Lieutenant Colonel A.E. Bywater
33rd Battalion

Considerable pressure is being brought to bear on adopting a new flag for Canada, in many cases by certain factions who were not over-zealous fighting Wars I and II and whose loyalty is often doubted.
Were a new flag to be adopted would it not be the most deadly insult and ingratitude toward the thousands buried in foreign lands, draped with the Union Jack and the thousands maimed and broken and hundreds of thousands who fought to keep that flag flying, a flag that has been baptized in the blood and sacrifices of our boys and now, next to the cross is a sacred emblem?
(Bywater, Globe and Mail, 17 Oct 1945, 6)
Arthur Edwin Bywater was a gentleman farmer and militia officer born in Colbone, Ontario on 7 April 1869. He first enlisted in the 21st Battalion before being appointed senior major with Lieutenant Colonel J. A. V. Preston’s 39th Battalion in March 1915. After the 39th was broken up, Bywater assumed command of the 33rd Reserve Battalion in England.

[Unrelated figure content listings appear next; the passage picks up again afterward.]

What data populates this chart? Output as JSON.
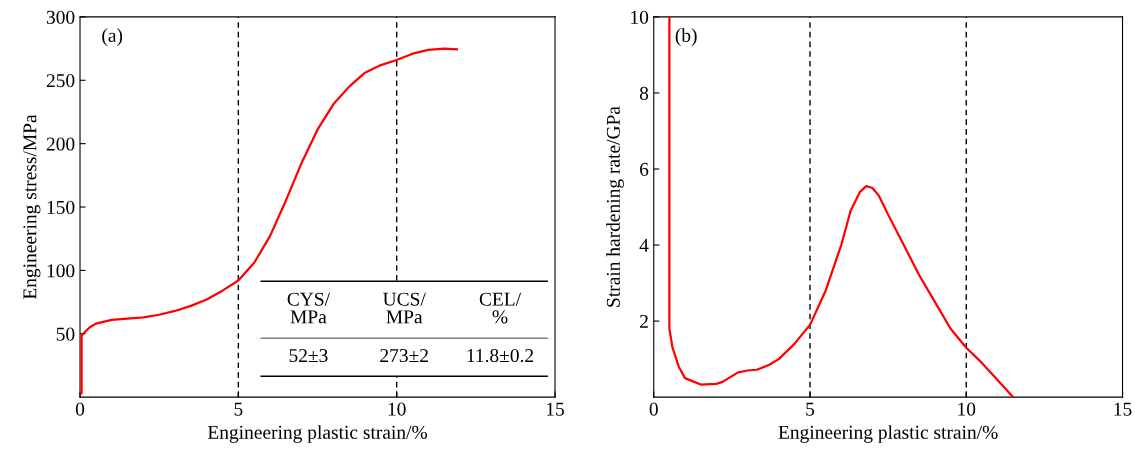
{
  "chart_data": [
    {
      "type": "line",
      "xlabel": "Engineering plastic strain/%",
      "ylabel": "Engineering stress/MPa",
      "xlim": [
        0,
        15
      ],
      "xticks": [
        0,
        5,
        10,
        15
      ],
      "ylim": [
        0,
        300
      ],
      "yticks": [
        50,
        100,
        150,
        200,
        250,
        300
      ],
      "series": [
        {
          "color": "#ff0000",
          "x": [
            0.05,
            0.05,
            0.1,
            0.3,
            0.5,
            1,
            1.5,
            2,
            2.5,
            3,
            3.5,
            4,
            4.5,
            5,
            5.5,
            6,
            6.5,
            7,
            7.5,
            8,
            8.5,
            9,
            9.5,
            10,
            10.5,
            11,
            11.5,
            11.9
          ],
          "values": [
            3,
            48,
            50,
            55,
            58,
            61,
            62,
            63,
            65,
            68,
            72,
            77,
            84,
            92,
            106,
            127,
            155,
            185,
            211,
            231,
            245,
            256,
            262,
            266,
            271,
            274,
            275,
            274.5
          ]
        }
      ],
      "ref_lines": [
        {
          "axis": "x",
          "value": 5,
          "color": "#000000",
          "line_style": "dashed"
        },
        {
          "axis": "x",
          "value": 10,
          "color": "#000000",
          "line_style": "dashed"
        }
      ],
      "annotations": [
        "(a)",
        "CYS/\nMPa",
        "UCS/\nMPa",
        "CEL/\n%",
        "52±3",
        "273±2",
        "11.8±0.2"
      ]
    },
    {
      "type": "line",
      "xlabel": "Engineering plastic strain/%",
      "ylabel": "Strain hardening rate/GPa",
      "xlim": [
        0,
        15
      ],
      "xticks": [
        0,
        5,
        10,
        15
      ],
      "ylim": [
        0,
        10
      ],
      "yticks": [
        2,
        4,
        6,
        8,
        10
      ],
      "series": [
        {
          "color": "#ff0000",
          "x": [
            0.5,
            0.5,
            0.6,
            0.8,
            1,
            1.5,
            2,
            2.2,
            2.7,
            3,
            3.3,
            3.7,
            4,
            4.5,
            5,
            5.5,
            6,
            6.3,
            6.6,
            6.8,
            7,
            7.2,
            7.5,
            8,
            8.5,
            9,
            9.5,
            10,
            10.5,
            11,
            11.5
          ],
          "values": [
            10,
            1.8,
            1.3,
            0.8,
            0.5,
            0.33,
            0.35,
            0.4,
            0.65,
            0.7,
            0.72,
            0.85,
            1.0,
            1.4,
            1.9,
            2.8,
            4.0,
            4.9,
            5.4,
            5.55,
            5.5,
            5.3,
            4.8,
            4.0,
            3.2,
            2.5,
            1.8,
            1.3,
            0.9,
            0.45,
            0.0
          ]
        }
      ],
      "ref_lines": [
        {
          "axis": "x",
          "value": 5,
          "color": "#000000",
          "line_style": "dashed"
        },
        {
          "axis": "x",
          "value": 10,
          "color": "#000000",
          "line_style": "dashed"
        }
      ],
      "annotations": [
        "(b)"
      ]
    }
  ]
}
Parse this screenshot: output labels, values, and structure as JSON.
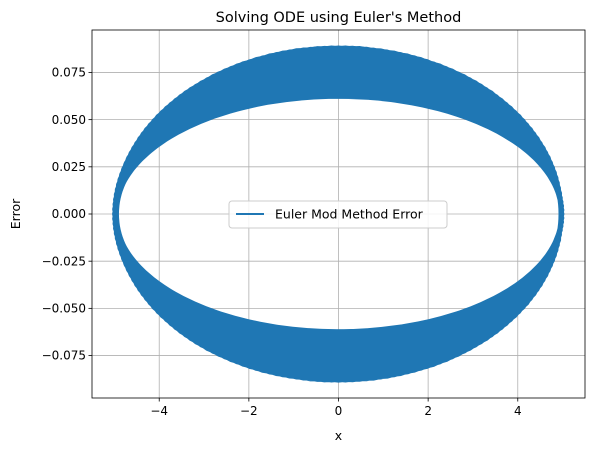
{
  "chart_data": {
    "type": "line",
    "title": "Solving ODE using Euler's Method",
    "xlabel": "x",
    "ylabel": "Error",
    "xlim": [
      -5.5,
      5.5
    ],
    "ylim": [
      -0.0975,
      0.0975
    ],
    "xticks": [
      -4,
      -2,
      0,
      2,
      4
    ],
    "xtick_labels": [
      "−4",
      "−2",
      "0",
      "2",
      "4"
    ],
    "yticks": [
      -0.075,
      -0.05,
      -0.025,
      0.0,
      0.025,
      0.05,
      0.075
    ],
    "ytick_labels": [
      "−0.075",
      "−0.050",
      "−0.025",
      "0.000",
      "0.025",
      "0.050",
      "0.075"
    ],
    "grid": true,
    "legend_position": "center",
    "series": [
      {
        "name": "Euler Mod Method Error",
        "color": "#1f77b4",
        "shape": "spiralling ellipse band",
        "x_amplitude": 5.0,
        "y_amplitude_start": 0.062,
        "y_amplitude_end": 0.089
      }
    ]
  }
}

He relinquished command in August 1916 when the 33rd was absorbed into the 36th Battalion. Bywater transferred to the 4th Battalion and spent several weeks in the field until he was wounded in September 1916. Suffering shell wounds to his abdomen and thigh, the medical report found Bywater “tires easily and feels very depressed.” In 1920, he became first commanding officer of the Hastings & Prince Edward Regiment. He was appointed honorary colonel from 1935 to 1940.
In response to calls for a new Canadian flag to replace the Red Ensign, Bywater appealed for all veterans to “protest against a flag we do not know, and never fought for.”
He died on 17 October 1945, the same day the above editorial was published in the Globe and Mail.